As a Chapman Cox Fellow and a Fellow of the Institute for the Study of Diplomacy, Mr. Kinney taught Negotiation at Georgetown's School of Foreign Service. He did fieldwork in the United Kingdom, Falkland/Malvinas Islands, and Argentina. In New York, Mr. Kinney served as Advisor (Political & Security Affairs) to Amb. Kirkpatrick; political officer in the Security Council; member of the U.S. Delegation to the 36th and 37th U.N. General Assemblies; and as Deputy U.S. Rep to the Trusteeship Council. He served as Deputy Political Counselor in Caracas, Venezuela and liaison to the Christian Democratic Party and to the CD International on restoring democracy in Chile, Haiti, and Panama.
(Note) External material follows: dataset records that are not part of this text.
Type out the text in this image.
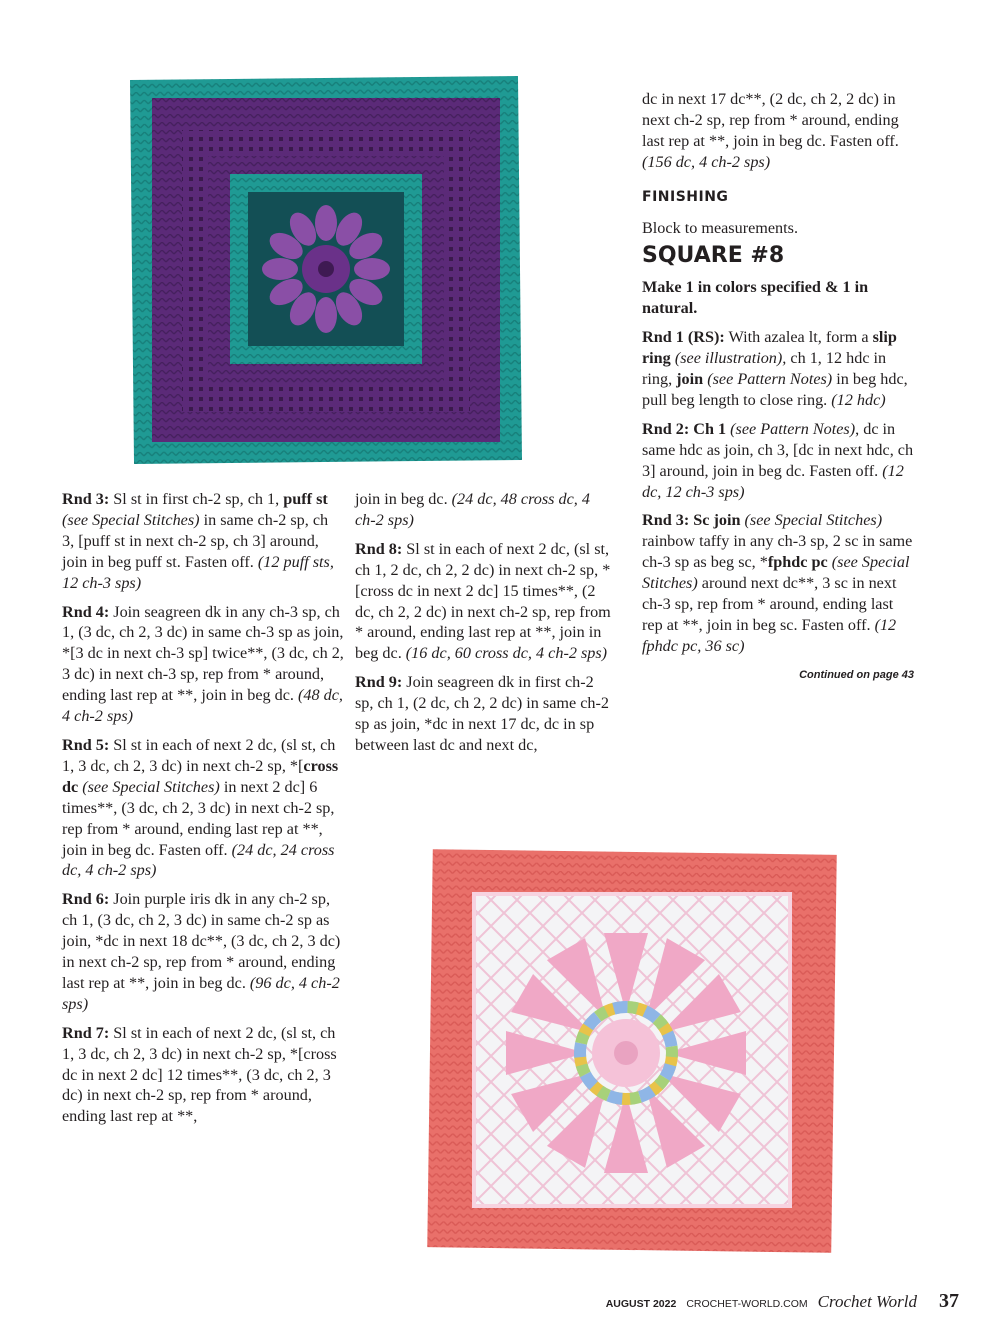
Rnd 3: Sl st in first ch-2 sp, ch 1, puff st (see Special Stitches) in same ch-2 sp, ch 3, [puff st in next ch-2 sp, ch 3] around, join in beg puff st. Fasten off. (12 puff sts, 12 ch-3 sps)

Rnd 4: Join seagreen dk in any ch-3 sp, ch 1, (3 dc, ch 2, 3 dc) in same ch-3 sp as join, *[3 dc in next ch-3 sp] twice**, (3 dc, ch 2, 3 dc) in next ch-3 sp, rep from * around, ending last rep at **, join in beg dc. (48 dc, 4 ch-2 sps)

Rnd 5: Sl st in each of next 2 dc, (sl st, ch 1, 3 dc, ch 2, 3 dc) in next ch-2 sp, *[cross dc (see Special Stitches) in next 2 dc] 6 times**, (3 dc, ch 2, 3 dc) in next ch-2 sp, rep from * around, ending last rep at **, join in beg dc. Fasten off. (24 dc, 24 cross dc, 4 ch-2 sps)

Rnd 6: Join purple iris dk in any ch-2 sp, ch 1, (3 dc, ch 2, 3 dc) in same ch-2 sp as join, *dc in next 18 dc**, (3 dc, ch 2, 3 dc) in next ch-2 sp, rep from * around, ending last rep at **, join in beg dc. (96 dc, 4 ch-2 sps)

Rnd 7: Sl st in each of next 2 dc, (sl st, ch 1, 3 dc, ch 2, 3 dc) in next ch-2 sp, *[cross dc in next 2 dc] 12 times**, (3 dc, ch 2, 3 dc) in next ch-2 sp, rep from * around, ending last rep at **,

join in beg dc. (24 dc, 48 cross dc, 4 ch-2 sps)

Rnd 8: Sl st in each of next 2 dc, (sl st, ch 1, 2 dc, ch 2, 2 dc) in next ch-2 sp, *[cross dc in next 2 dc] 15 times**, (2 dc, ch 2, 2 dc) in next ch-2 sp, rep from * around, ending last rep at **, join in beg dc. (16 dc, 60 cross dc, 4 ch-2 sps)

Rnd 9: Join seagreen dk in first ch-2 sp, ch 1, (2 dc, ch 2, 2 dc) in same ch-2 sp as join, *dc in next 17 dc, dc in sp between last dc and next dc,

dc in next 17 dc**, (2 dc, ch 2, 2 dc) in next ch-2 sp, rep from * around, ending last rep at **, join in beg dc. Fasten off. (156 dc, 4 ch-2 sps)

FINISHING

Block to measurements.

SQUARE #8

Make 1 in colors specified & 1 in natural.

Rnd 1 (RS): With azalea lt, form a slip ring (see illustration), ch 1, 12 hdc in ring, join (see Pattern Notes) in beg hdc, pull beg length to close ring. (12 hdc)

Rnd 2: Ch 1 (see Pattern Notes), dc in same hdc as join, ch 3, [dc in next hdc, ch 3] around, join in beg dc. Fasten off. (12 dc, 12 ch-3 sps)

Rnd 3: Sc join (see Special Stitches) rainbow taffy in any ch-3 sp, 2 sc in same ch-3 sp as beg sc, *fphdc pc (see Special Stitches) around next dc**, 3 sc in next ch-3 sp, rep from * around, ending last rep at **, join in beg sc. Fasten off. (12 fphdc pc, 36 sc)

Continued on page 43
AUGUST 2022 CROCHET-WORLD.COM Crochet World 37
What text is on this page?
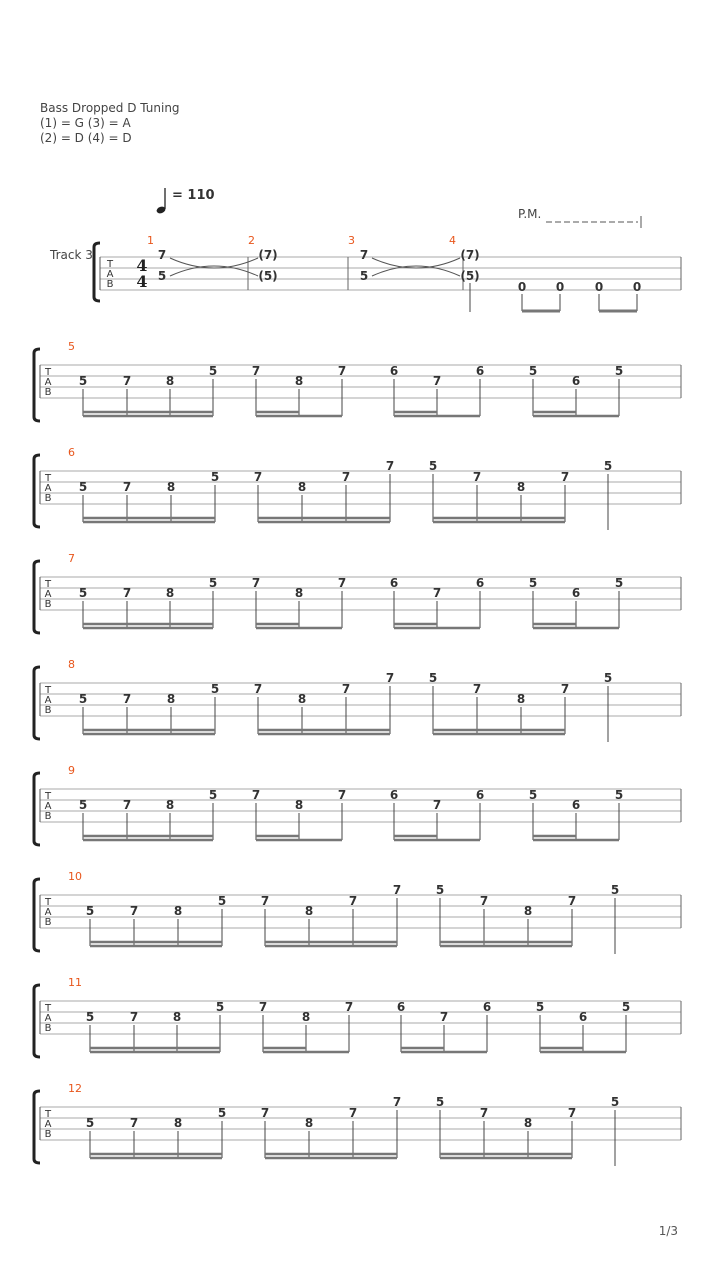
Bass Dropped D Tuning
(1) = G (3) = A
(2) = D (4) = D
1/3
Track 3
T
A
B
4
4
= 110
P.M.
1	2	3	4
7
5
(7)
(5)
7
5
(7)
(5)
0 0	0 0
T
A
B
5
5	7	8
5	7
8
7	6
7
6	5
6
5
T
A
B
6
5	7	8
5	7
8
7
7	5
7
8
7
5
T
A
B
7
5	7	8
5	7
8
7	6
7
6	5
6
5
T
A
B
8
5	7	8
5	7
8
7
7	5
7
8
7
5
T
A
B
9
5	7	8
5	7
8
7	6
7
6	5
6
5
T
A
B
10
5	7	8
5	7
8
7
7	5
7
8
7
5
T
A
B
11
5	7	8
5	7
8
7	6
7
6	5
6
5
T
A
B
12
5	7	8
5	7
8
7
7	5
7
8
7
5
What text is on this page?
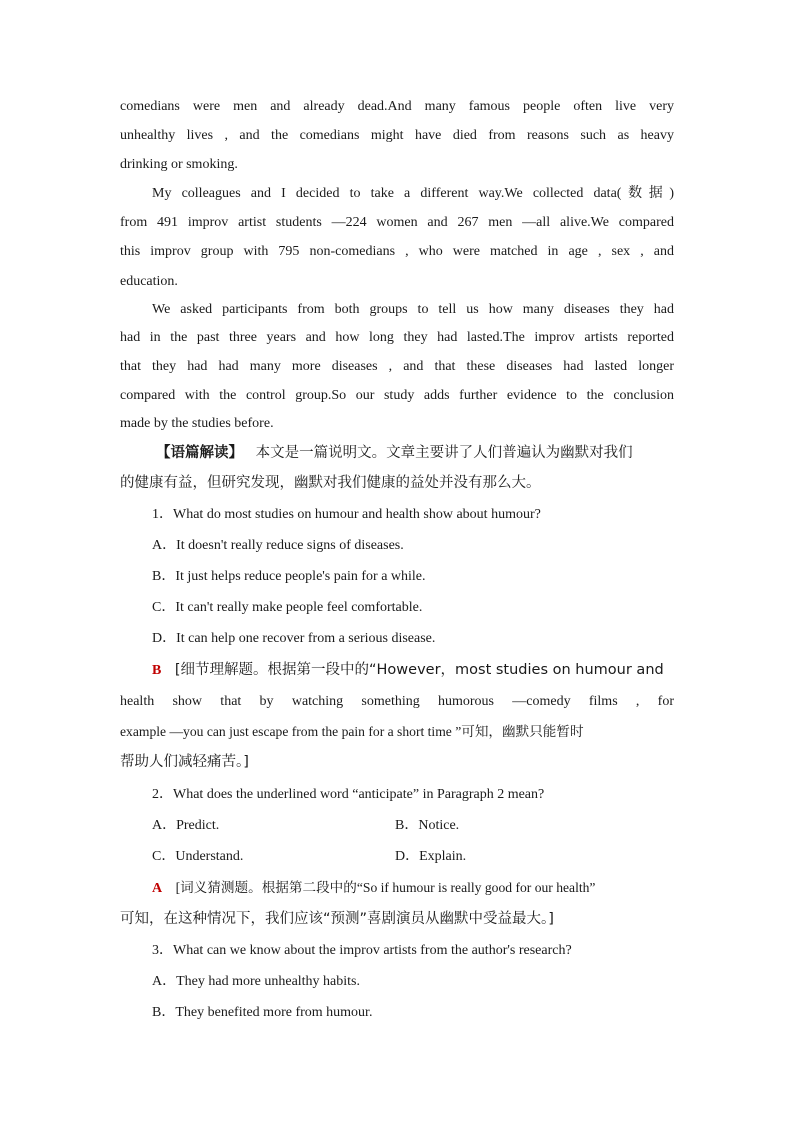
comedians were men and already dead.And many famous people often live very
unhealthy lives , and the comedians might have died from reasons such as heavy
drinking or smoking.
My colleagues and I decided to take a different way.We collected data(数据)
from 491 improv artist students —224 women and 267 men —all alive.We compared
this improv group with 795 non-comedians , who were matched in age , sex , and
education.
We asked participants from both groups to tell us how many diseases they had
had in the past three years and how long they had lasted.The improv artists reported
that they had had many more diseases , and that these diseases had lasted longer
compared with the control group.So our study adds further evidence to the conclusion
made by the studies before.
【语篇解读】 本文是一篇说明文。文章主要讲了人们普遍认为幽默对我们
的健康有益，但研究发现，幽默对我们健康的益处并没有那么大。
1．What do most studies on humour and health show about humour?
A．It doesn't really reduce signs of diseases.
B．It just helps reduce people's pain for a while.
C．It can't really make people feel comfortable.
D．It can help one recover from a serious disease.
B [细节理解题。根据第一段中的“However，most studies on humour and
health show that by watching something humorous —comedy films , for
example —you can just escape from the pain for a short time ”可知，幽默只能暂时
帮助人们减轻痛苦。]
2．What does the underlined word “anticipate” in Paragraph 2 mean?
A．Predict.	B．Notice.
C．Understand.	D．Explain.
A [词义猜测题。根据第二段中的“So if humour is really good for our health”
可知，在这种情况下，我们应该“预测”喜剧演员从幽默中受益最大。]
3．What can we know about the improv artists from the author's research?
A．They had more unhealthy habits.
B．They benefited more from humour.
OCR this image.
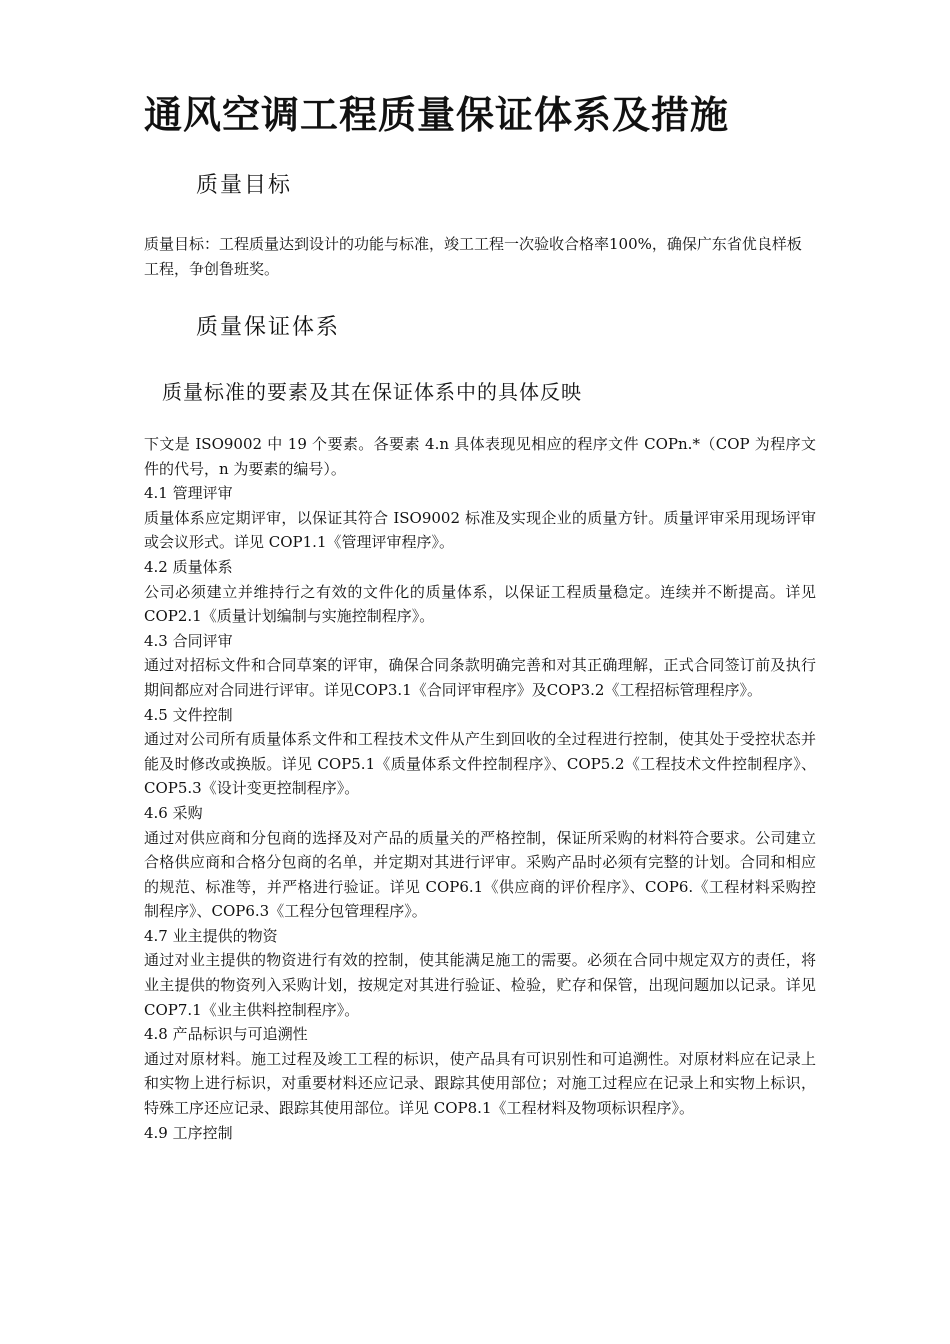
通风空调工程质量保证体系及措施
质量目标

质量目标：工程质量达到设计的功能与标准，竣工工程一次验收合格率100%，确保广东省优良样板工程，争创鲁班奖。

质量保证体系
质量标准的要素及其在保证体系中的具体反映

下文是 ISO9002 中 19 个要素。各要素 4.n 具体表现见相应的程序文件 COPn.*（COP 为程序文件的代号，n 为要素的编号）。

4.1 管理评审

质量体系应定期评审，以保证其符合 ISO9002 标准及实现企业的质量方针。质量评审采用现场评审或会议形式。详见 COP1.1《管理评审程序》。

4.2 质量体系

公司必须建立并维持行之有效的文件化的质量体系，以保证工程质量稳定。连续并不断提高。详见 COP2.1《质量计划编制与实施控制程序》。

4.3 合同评审

通过对招标文件和合同草案的评审，确保合同条款明确完善和对其正确理解，正式合同签订前及执行期间都应对合同进行评审。详见COP3.1《合同评审程序》及COP3.2《工程招标管理程序》。

4.5 文件控制

通过对公司所有质量体系文件和工程技术文件从产生到回收的全过程进行控制，使其处于受控状态并能及时修改或换版。详见 COP5.1《质量体系文件控制程序》、COP5.2《工程技术文件控制程序》、COP5.3《设计变更控制程序》。

4.6 采购

通过对供应商和分包商的选择及对产品的质量关的严格控制，保证所采购的材料符合要求。公司建立合格供应商和合格分包商的名单，并定期对其进行评审。采购产品时必须有完整的计划。合同和相应的规范、标准等，并严格进行验证。详见 COP6.1《供应商的评价程序》、COP6.《工程材料采购控制程序》、COP6.3《工程分包管理程序》。

4.7 业主提供的物资

通过对业主提供的物资进行有效的控制，使其能满足施工的需要。必须在合同中规定双方的责任，将业主提供的物资列入采购计划，按规定对其进行验证、检验，贮存和保管，出现问题加以记录。详见 COP7.1《业主供料控制程序》。

4.8 产品标识与可追溯性

通过对原材料。施工过程及竣工工程的标识，使产品具有可识别性和可追溯性。对原材料应在记录上和实物上进行标识，对重要材料还应记录、跟踪其使用部位；对施工过程应在记录上和实物上标识，特殊工序还应记录、跟踪其使用部位。详见 COP8.1《工程材料及物项标识程序》。

4.9 工序控制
Mr. Kinney chaired the OPEN FORUM, the elected openness and creativity function in State's Policy Planning Staff which included a 100-speaker program on policy alternatives, a dozen volunteer working groups, a quarterly classified magazine of policy dissent, and an open dissent channel to the Secretary on foreign policy. He had previous assignments to Embassy Rome; UN Political Affairs; NATO Affairs; the Kissinger Secretariat (and 18 countries abroad); Mexico City; and the initial Peace Corps water program in Upper Volta. Mr. Kinney read International Law & Relations at Harvard College; Resource Economics at the Kennedy School; and International Business & Management at the Business School.
Mr. Kinney is licensed for a limited term by the Episcopal Bishop of Washington
as a Lay Eucharistic Minister to the terminally ill and the distressed. He
has served on school boards, Vestries, and Cathedral Councils; on the Kennedy
School D.C. Alumni Council; and on Harvard University's Committee on Governance.
He is a member of the Army & Navy Club and of the Deer Isle Yacht Club,
and serves as a Laird and Order of the Quaich Patron of the Virginia Scottish
Games; a Steward of the St. Andrew's Society; and chevalier of the Sovereign
Military Order of the Temple of Jerusalem, the Knights Templar service order.